Sun Odyssey 32.2

Development
- Designer: Jacques Fauroux
- Location: France
- Year: 1998
- Builder: Jeanneau
- Role: Cruiser

Boat
- Displacement: 8,929 lb (4,050 kg)
- Draft: 4.76 ft (1.45 m)

Hull
- Type: monohull
- Construction: fiberglass
- LOA: 31.17 ft (9.50 m)
- LWL: 26.97 ft (8.22 m)
- Beam: 9.84 ft (3.00 m)
- Engine: Volvo 18 hp (13 kW) diesel engine

Hull appendages
- Keel: fin keel with weighted bulb
- Ballast: 3,020 lb (1,370 kg)
- Rudder: spade-type rudder

Rig
- Rig type: Bermuda rig
- I foretriangle height: 39.37 ft (12.00 m)
- J foretriangle base: 11.22 ft (3.42 m)
- P mainsail luff: 33.79 ft (10.30 m)
- E mainsail foot: 10.99 ft (3.35 m)

Sails
- Sailplan: masthead sloop
- Mainsail area: 185.68 sq ft (17.250 m^{2})
- Jib/genoa area: 220.87 sq ft (20.519 m^{2})
- Total sail area: 406.54 sq ft (37.769 m^{2})

= Sun Odyssey 32.2 =

Sailboat class

The Sun Odyssey 32.2 is a French sailboat that was designed by Jacques Fauroux as a cruiser and first built in 1998.

==Production==
The design was built by Jeanneau in France, from 1988 to 2002, but it is now out of production.

==Design==
The Sun Odyssey 32.2 is a recreational keelboat, built predominantly of fiberglass, with wood trim. It has a masthead sloop rig, with a single set of swept spreaders and aluminum spars with stainless steel wire rigging. The hull has a raked stem, a reverse transom with steps, an internally mounted spade-type rudder controlled by a wheel and a fixed fin keel or optional lifting keel. It displaces 8929 lb and carries 3020 lb of ballast in the fin keel model and carries 3417 lb of ballast in the lifting keel version.

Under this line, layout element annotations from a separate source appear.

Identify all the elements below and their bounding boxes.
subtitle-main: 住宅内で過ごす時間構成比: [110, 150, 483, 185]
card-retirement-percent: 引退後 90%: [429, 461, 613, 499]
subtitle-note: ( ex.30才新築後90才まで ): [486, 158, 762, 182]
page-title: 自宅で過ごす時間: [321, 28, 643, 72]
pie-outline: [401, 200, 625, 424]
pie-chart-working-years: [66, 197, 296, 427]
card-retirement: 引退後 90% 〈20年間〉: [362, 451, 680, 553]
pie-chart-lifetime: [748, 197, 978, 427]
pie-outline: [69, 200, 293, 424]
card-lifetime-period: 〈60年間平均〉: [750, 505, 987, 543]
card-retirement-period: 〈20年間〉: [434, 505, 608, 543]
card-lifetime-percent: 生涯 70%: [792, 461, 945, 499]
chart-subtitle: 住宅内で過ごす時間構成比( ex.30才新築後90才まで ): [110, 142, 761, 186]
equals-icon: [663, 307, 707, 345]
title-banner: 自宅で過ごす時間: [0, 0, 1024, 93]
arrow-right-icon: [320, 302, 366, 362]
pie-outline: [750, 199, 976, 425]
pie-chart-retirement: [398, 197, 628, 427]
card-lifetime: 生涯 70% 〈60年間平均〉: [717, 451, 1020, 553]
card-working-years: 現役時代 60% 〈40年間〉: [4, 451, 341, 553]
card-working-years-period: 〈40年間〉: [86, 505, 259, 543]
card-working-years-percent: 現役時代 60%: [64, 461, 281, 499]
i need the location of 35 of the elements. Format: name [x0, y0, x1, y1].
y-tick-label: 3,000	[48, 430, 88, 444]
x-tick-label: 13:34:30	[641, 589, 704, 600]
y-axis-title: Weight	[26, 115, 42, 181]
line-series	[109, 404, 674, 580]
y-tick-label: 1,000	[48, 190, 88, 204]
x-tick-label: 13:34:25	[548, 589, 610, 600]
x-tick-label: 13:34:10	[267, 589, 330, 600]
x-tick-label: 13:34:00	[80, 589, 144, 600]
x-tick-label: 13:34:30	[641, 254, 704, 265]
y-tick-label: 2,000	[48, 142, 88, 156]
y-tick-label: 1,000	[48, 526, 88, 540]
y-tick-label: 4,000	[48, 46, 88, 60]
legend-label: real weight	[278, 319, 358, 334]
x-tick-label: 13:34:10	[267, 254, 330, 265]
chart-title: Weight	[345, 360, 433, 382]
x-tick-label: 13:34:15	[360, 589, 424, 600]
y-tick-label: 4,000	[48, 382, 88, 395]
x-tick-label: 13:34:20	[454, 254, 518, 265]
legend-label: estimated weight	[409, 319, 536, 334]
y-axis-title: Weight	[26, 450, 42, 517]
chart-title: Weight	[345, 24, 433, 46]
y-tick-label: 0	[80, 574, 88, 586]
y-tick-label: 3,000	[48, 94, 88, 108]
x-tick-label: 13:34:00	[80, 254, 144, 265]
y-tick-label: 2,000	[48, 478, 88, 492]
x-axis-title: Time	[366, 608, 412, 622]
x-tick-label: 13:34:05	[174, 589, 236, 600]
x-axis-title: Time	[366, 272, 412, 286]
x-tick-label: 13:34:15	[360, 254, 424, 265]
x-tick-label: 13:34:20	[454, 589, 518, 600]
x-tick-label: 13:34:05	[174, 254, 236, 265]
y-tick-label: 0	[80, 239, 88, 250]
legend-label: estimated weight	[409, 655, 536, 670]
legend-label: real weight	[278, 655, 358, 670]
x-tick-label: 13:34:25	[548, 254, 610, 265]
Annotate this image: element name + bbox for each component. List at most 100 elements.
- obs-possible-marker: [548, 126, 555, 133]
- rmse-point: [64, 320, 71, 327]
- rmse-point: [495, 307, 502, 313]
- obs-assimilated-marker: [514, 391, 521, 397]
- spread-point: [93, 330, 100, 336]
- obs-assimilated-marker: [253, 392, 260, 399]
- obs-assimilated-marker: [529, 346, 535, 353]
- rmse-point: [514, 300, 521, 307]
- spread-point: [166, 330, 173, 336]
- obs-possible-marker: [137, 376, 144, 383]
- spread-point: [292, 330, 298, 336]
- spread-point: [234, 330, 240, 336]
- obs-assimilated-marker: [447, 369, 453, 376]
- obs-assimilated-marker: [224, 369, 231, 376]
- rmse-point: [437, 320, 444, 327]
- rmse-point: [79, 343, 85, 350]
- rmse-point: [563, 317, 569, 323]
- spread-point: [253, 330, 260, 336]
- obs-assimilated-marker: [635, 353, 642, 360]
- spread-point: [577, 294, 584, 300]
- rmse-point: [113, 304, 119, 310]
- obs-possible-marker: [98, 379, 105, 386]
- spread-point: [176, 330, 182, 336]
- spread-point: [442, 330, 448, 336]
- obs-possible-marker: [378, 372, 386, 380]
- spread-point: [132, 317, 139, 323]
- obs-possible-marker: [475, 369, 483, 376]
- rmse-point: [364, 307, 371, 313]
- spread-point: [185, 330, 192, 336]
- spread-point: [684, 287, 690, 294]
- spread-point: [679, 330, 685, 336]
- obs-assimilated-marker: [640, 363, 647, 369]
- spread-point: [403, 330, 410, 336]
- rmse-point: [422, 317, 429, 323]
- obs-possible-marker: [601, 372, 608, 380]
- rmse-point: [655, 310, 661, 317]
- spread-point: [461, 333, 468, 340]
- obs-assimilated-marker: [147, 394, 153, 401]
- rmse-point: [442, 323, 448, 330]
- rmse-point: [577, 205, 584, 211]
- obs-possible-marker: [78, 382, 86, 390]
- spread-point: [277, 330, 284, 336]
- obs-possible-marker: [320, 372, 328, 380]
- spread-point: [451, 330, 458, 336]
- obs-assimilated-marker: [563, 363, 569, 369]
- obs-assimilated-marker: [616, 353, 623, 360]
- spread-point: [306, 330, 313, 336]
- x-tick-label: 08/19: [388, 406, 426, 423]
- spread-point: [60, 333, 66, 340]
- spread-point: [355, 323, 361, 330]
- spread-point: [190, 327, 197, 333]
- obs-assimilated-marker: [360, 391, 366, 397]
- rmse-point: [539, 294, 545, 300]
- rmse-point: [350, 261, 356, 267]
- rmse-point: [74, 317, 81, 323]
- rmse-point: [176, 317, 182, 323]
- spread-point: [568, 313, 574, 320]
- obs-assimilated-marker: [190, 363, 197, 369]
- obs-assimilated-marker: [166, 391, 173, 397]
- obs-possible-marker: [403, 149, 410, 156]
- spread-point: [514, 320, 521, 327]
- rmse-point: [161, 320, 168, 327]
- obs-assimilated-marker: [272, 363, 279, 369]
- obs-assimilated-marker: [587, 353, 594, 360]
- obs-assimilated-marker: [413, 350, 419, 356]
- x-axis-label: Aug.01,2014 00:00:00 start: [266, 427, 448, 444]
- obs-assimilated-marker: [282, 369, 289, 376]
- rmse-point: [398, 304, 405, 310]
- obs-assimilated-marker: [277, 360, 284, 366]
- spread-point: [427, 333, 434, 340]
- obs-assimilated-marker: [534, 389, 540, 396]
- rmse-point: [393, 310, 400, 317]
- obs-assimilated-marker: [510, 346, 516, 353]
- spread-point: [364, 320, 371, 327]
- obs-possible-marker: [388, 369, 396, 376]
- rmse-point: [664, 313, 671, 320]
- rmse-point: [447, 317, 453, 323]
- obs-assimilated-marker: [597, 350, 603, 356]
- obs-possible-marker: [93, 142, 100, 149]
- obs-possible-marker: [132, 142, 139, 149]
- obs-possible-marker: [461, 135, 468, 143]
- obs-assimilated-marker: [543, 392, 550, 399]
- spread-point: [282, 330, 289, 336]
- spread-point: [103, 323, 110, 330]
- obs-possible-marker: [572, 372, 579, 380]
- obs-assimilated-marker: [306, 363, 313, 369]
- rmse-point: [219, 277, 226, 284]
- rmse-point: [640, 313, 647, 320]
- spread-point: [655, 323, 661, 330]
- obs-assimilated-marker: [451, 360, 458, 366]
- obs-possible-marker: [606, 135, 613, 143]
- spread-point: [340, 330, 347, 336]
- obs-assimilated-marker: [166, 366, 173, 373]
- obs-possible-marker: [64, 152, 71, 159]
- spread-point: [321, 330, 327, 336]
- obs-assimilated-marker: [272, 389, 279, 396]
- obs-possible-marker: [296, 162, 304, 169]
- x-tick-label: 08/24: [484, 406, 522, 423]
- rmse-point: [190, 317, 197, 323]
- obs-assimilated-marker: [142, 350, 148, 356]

The fin keel-equipped version of the boat has a draft of 4.76 ft, while the lifting keel-equipped version has a draft of 5.25 ft with the keel extended and 2.5 ft with it retracted, allowing operation in shallow water.

The boat is fitted with a Swedish Volvo diesel engine of 18 hp for docking and maneuvering. The fuel tank holds 12 u.s.gal and the fresh water tank has a capacity of 37 u.s.gal.

The design has sleeping accommodation for four people, with a double "V"-berth in the bow cabin, two slightly curved settees in the main cabin around a drop-leaf table and an aft cabin with a double berth on the port side. The galley is located on the port side just forward of the companionway ladder. The galley is L-shaped and is equipped with a two-burner stove, an ice box and a sink. A navigation station is opposite the galley, on the starboard side. The head is located aft on the starboard side. The interior is finished in teak and the cabin headroom is 71 in

The design has a hull speed of 6.96 kn.